What Do the Laws of War Really Say About IDF Actions in Gaza?
Here’s a look at the text of international treaties that codify the laws of armed conflict.
How does the complaint South Africa lodged against Israel in the World Court stack up against the actual text of those treaties negotiated by the international community to codify the laws of armed conflict? The 1907 Hague Regulations Respecting the Laws and Customs of War on Land are considered the baseline authority on what means and methods are permissible and impermissible in warfighting.
Article 42 of the Hague Regulations states: “Territory is considered occupied when it is actually placed under the authority of the hostile army. The occupation extends only to the territory where such authority has been established and can be exercised.” Israel withdrew entirely from Gaza in 2005, dismantling all its military bases and evicting 8,600 Jewish civilians from 17 farming and residential communities.
Two years later, Hamas seized absolute power at gunpoint and transformed Gaza into a launching pad for terrorist attacks against Israel. Per the Hague Regulations, Gaza was not occupied territory before October 7, but a foreign enclave controlled by a terrorist army waging war against Israel. South Africa’s blather about Israel’s soi-disant “belligerent occupation” is thus negated.
This means that, from a strictly legal perspective, Israel is no more obligated to supply the enemy territory of Gaza with humanitarian supplies in 2024 than Britain was obligated to feed Nazi Germany in 1944. Yet the IDF goes above and beyond the threshold demands of international law when it facilites the delivery of any medicines, food, water, and shelter to Gaza’s civilians.
What about Israel’s air and ground offensive against Hamas? How does the IDF measure up to the standards set by the law of war regarding the balance of military necessity against the imperative to protect non-combatants from harm?
Israel’s detractors point to Palestinian Arab casualty figures as definitive proof of IDF criminality. The ethical flaw of this argument becomes evident when applied to WWII. The Nazis were not the good guys, despite suffering 430,000 German civilians dead from Allied bombing while only 70,000 Britons were killed by the Luftwaffe.
Lest we forget the 25,000 French men, women, and children killed — mostly by Anglo-American bombing — during the three-month battle for the liberation of Normandy in 1944. Would any rational person argue that D-Day should have been canceled for fear of civilian deaths from RAF or USAAF airstrikes?
In great measure, Palestinian non-combatant casualties in Gaza are directly attributable to the longstanding Hamas tactic of hiding weapons and command centers at civilian locations. The UN has lodged numerous complaints over the years about repeated instances in which Hamas and Palestinian Islamic Jihad stored weapons within school buildings throughout Gaza.
We’ve also seen video footage of Palestinian terrorists abusing UN ambulances to transport armed fighters around the battlefield. And since October 7 Israel has documented the discovery of numerous weapons caches in hospitals throughout Gaza.
Each of these Palestinian tactics violates the “rule of distinction” that forms a central pillar in the modern law of armed conflict. As defined by the International Committee of the Red Cross, this rule is intended to protect non-combatants during war by ensuring their physical separation from military targets that are legally subject to attack.
Then, what does the law of war say about the misuse of civilian facilities for military purposes during warfighting? Article 19 of the 4th Geneva Convention states: “The protection to which civilian hospitals are entitled shall not cease unless they are used to commit, outside their humanitarian duties, acts harmful to the enemy.”
In other words, hospitals, schools, or residential buildings used to conduct military operations lose their legal immunity from attack and become legitimate targets of war. That same rule of distinction also explains Israel’s call for Palestinian civilians to vacate areas in Gaza where fighting is likely to occur.

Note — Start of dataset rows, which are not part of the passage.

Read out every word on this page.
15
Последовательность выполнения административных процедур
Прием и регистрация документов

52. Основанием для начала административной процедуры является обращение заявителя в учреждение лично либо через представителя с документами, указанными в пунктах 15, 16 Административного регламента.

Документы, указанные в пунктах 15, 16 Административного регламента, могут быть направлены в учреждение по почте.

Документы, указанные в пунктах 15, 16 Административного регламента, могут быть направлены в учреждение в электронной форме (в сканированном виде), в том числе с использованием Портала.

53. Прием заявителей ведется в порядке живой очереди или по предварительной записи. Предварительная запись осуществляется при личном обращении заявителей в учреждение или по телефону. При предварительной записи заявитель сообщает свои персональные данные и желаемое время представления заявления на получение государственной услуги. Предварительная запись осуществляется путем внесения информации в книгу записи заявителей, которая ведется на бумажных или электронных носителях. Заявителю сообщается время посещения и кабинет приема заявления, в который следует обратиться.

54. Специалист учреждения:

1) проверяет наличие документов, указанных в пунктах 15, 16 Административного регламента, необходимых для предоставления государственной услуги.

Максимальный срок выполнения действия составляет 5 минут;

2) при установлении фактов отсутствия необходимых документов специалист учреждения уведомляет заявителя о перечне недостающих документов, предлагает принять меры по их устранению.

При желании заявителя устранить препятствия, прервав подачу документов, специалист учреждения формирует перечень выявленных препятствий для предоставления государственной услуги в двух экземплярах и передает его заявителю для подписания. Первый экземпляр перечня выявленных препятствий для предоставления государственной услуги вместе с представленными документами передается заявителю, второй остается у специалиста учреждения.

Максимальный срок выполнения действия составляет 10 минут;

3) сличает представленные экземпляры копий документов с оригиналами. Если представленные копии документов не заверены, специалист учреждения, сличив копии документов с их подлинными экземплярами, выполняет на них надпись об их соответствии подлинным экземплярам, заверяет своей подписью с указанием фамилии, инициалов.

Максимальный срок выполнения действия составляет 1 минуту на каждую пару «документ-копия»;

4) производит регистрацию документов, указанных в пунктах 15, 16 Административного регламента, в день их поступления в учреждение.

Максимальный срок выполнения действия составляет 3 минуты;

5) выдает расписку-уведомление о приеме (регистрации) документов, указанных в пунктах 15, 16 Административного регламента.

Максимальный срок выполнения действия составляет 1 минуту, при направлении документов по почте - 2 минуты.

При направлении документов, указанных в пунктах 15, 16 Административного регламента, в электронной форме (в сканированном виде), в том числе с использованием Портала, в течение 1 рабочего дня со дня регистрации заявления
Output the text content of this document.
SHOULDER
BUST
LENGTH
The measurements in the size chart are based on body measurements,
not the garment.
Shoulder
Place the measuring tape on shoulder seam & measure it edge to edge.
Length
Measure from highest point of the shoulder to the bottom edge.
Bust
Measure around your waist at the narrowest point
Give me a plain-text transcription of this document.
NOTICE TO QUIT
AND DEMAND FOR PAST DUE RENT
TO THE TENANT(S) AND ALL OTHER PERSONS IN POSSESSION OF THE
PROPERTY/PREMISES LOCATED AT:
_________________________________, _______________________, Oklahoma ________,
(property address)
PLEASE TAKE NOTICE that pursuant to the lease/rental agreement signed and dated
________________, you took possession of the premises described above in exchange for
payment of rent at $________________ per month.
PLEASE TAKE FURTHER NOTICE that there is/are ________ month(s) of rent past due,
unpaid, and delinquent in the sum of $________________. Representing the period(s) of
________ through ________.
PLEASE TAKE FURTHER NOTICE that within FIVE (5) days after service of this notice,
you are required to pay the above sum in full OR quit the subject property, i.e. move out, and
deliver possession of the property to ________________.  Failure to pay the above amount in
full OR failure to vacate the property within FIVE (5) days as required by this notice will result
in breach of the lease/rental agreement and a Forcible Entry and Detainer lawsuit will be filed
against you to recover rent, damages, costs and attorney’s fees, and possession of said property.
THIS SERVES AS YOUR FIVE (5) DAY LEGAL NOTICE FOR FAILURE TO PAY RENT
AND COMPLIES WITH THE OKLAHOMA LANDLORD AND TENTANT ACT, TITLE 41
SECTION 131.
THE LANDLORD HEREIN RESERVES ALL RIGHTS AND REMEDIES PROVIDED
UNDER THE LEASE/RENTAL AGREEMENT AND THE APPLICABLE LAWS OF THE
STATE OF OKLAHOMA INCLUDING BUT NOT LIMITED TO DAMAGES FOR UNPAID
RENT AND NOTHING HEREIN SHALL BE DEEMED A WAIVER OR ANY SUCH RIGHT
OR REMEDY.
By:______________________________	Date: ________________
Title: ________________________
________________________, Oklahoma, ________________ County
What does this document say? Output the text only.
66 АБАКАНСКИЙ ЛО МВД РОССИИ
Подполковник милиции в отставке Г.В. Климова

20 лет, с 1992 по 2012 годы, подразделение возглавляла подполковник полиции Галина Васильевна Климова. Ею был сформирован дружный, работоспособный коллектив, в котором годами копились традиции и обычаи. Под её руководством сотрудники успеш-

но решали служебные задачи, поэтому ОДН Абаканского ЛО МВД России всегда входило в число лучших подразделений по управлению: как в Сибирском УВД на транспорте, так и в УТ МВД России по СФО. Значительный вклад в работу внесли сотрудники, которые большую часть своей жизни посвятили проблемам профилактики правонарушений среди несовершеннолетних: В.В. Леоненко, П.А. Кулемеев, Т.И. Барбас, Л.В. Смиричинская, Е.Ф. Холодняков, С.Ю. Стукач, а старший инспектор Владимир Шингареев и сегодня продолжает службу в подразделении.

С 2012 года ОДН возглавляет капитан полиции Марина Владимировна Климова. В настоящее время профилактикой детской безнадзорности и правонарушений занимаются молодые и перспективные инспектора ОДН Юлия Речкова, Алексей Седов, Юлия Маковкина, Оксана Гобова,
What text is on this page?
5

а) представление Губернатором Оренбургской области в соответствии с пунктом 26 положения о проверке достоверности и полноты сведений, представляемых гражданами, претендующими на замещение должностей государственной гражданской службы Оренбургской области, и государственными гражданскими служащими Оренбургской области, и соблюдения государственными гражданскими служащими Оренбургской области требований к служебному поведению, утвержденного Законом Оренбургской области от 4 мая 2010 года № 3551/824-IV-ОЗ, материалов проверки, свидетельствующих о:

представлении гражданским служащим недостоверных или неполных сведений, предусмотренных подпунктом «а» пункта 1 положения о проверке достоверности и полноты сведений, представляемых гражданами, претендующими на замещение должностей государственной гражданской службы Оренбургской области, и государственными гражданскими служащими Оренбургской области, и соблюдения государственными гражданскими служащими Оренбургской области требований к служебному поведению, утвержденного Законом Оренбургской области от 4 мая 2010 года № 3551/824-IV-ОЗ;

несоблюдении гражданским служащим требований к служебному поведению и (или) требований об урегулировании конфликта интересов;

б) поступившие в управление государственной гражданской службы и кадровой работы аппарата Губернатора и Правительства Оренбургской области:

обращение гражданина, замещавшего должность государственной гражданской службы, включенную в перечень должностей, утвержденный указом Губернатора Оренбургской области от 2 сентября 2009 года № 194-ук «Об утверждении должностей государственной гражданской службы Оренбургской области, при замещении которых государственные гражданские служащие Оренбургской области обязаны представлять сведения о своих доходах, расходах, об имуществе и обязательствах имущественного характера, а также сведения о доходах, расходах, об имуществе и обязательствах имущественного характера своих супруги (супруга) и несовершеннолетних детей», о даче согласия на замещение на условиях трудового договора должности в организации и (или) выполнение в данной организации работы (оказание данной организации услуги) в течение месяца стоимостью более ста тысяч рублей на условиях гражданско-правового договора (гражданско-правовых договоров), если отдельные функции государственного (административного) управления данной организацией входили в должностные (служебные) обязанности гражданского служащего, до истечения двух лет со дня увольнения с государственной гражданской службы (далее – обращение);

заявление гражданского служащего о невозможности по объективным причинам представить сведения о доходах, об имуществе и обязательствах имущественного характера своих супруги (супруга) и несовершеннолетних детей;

As Section 5.14.2 of America’s Department of Defense Law of War Manual explains: “The evacuation of civilians from areas likely to be attacked is advisable when there is immediate danger and where it would be likely to involve less hardship and danger to civilians than leaving them in place.” Thus, Israel’s effort to preserve civilian lives by encouraging Gazan non-combatants to leave active battle zones is in accord with the laws of war.
Israel is also accused of violating the prohibition against “collective punishment,” in Article 33 of the 1949 Geneva Convention (IV) on the Protection of Civilians in Time of War. Yet the Convention’s procès-verbal, meaning drafting notes, clearly show that Article 33 was crafted to address crimes of collective reprisal such as the massacre committed by the SS at Lidice.
This clause has nothing to do with legitimate military operations conducted in compliance with the law of armed conflict against valid targets of war. British Nobel Peace Prize laureate Lord Robert Cecil once ruefully observed that “international law is not less, but more, political than any other type of law.”
The South African complaint to the ICJ is little more than a gossamer web of dubious politicized arguments glued together by partisan hostility toward Israel. It ignores the most basic imperative of all sovereign nations — the safety and security of their people.